武大郎如遭雷击,愣在当场。
那张老实巴交的脸上,先是错愕,随即涌上一股难以言喻的窘迫和慌乱。
这时,黄秀秀从后院走了出来,她叉着腰,将那五个妇人从头到脚打量了一遍。
片刻后,她竟是满意地点了点头。
“不错!屁股大,能生养!看着也老实,不是那等会嚼舌根的!”
她转向还在发懵的武大郎,语气不容置喙。
“当家的,这事我准了!咱们武家不能断了香火!”
武松也适时上前,扶住兄长的肩膀,语重心长。
“大哥,嫂嫂是主母,日后这家中上下,都得她来操持。多几个人,既能为你开枝散叶,又能伺候嫂嫂,更能彰显嫂嫂当家主母的地位。旁人见了,只会说大哥有福气,嫂嫂有气度,谁敢笑话?”
这一番话,说到了武大郎和黄秀秀的心坎里。
黄秀秀更是觉得自家小叔子会办事,心中大定,直接拍板。
“五个,我们全要了!薛婆婆,开个价吧!”
薛婆婆连忙摆手,谄媚地看向武松:“解元公昨日已将银钱付讫,爽快得很!解元公说了,这五位虽无嫁妆,但身家清白,今日便可入了武家门!”
武大郎此刻已是晕乎乎的,只觉得这日子跟做梦一样。
他连连点头,嘴巴都快咧到耳根。
“没嫁妆好,没嫁妆好!俺武大不图那个!”
五个妇人得了示下,立刻上前,规规矩矩地对着武大郎和黄秀秀拜倒在地,齐声唤道。
“见过老爷,见过主母!”
“好,好!都起来吧!”
黄秀秀极有主母风范,立刻吩咐身旁的婢女:“带五位妹妹下去,安置到东厢新打的家具房里,好生招待着。”

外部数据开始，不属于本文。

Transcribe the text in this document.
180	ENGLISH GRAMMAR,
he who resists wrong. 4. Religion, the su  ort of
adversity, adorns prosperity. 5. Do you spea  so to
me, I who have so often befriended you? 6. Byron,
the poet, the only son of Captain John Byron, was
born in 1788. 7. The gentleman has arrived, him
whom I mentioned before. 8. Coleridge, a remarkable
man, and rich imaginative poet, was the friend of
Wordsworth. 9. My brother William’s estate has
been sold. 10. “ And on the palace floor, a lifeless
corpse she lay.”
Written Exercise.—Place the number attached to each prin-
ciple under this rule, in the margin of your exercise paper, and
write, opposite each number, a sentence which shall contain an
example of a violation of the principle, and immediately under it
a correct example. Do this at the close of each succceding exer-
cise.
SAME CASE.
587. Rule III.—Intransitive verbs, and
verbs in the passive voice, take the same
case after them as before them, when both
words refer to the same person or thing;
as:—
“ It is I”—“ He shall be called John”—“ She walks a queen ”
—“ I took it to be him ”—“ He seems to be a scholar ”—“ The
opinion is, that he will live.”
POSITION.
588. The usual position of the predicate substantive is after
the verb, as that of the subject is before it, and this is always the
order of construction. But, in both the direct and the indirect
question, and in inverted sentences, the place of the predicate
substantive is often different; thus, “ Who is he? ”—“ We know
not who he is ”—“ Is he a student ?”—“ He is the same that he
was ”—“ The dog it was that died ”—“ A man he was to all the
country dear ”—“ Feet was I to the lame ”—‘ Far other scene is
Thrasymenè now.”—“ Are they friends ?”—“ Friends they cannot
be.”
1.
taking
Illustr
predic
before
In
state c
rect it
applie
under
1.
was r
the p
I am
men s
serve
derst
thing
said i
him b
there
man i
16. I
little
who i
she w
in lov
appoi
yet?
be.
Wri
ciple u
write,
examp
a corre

武大郎站在院中,看着那五个妇人的背影,激动得搓着手,一张脸涨得通红。
他活了半辈子,何曾想过自己也能有妻妾成群的一天!
武松拍了拍他的背,眼中满是笑意。
“大哥,好好过日子。待我此番京试得中,回来定要给我的大侄子封个天大的红封!”
“中!一定中!”
武大郎重重点头,心中已开始盘算,今晚……该先去哪个房间呢?
三日后,武松启程之日。
府门前,潘金莲、孟玉楼、秀眉三人,皆是眼圈泛红,强忍着泪水。
潘金莲拉着他的手,千叮咛万嘱咐。
“官人,此去路途遥远,切记按时吃饭,夜里莫要贪凉。”
孟玉楼心思缜密,考虑得更为周全。
“若有不顺心的,万不可与人动武,凡事以科考为重。”
秀眉只是垂着头,将一个缝制精巧的暖手炉塞进他怀里,声音细若蚊蚋:“官人……早些回来。”
武松心中一暖,一一颔首,目光中满是自信。
“放心,春闱魁首,我势在必得!”
武大郎提着一篮子刚出炉的炊饼,塞到马背上的行囊里,老实巴交地嘱咐。
“二郎,这炊饼饿了垫垫肚子。在外头,少喝些酒,千万别跟人置气打架。家里你莫挂心,若真有事,知县相公已打过招呼了,他老人家会照应的。”
“大哥放心,我记下了。”
原来前一日,武松已亲自去过县衙,将家中诸事托付给了恩师张知白。
张知白满口应承,让他尽管放心赶考。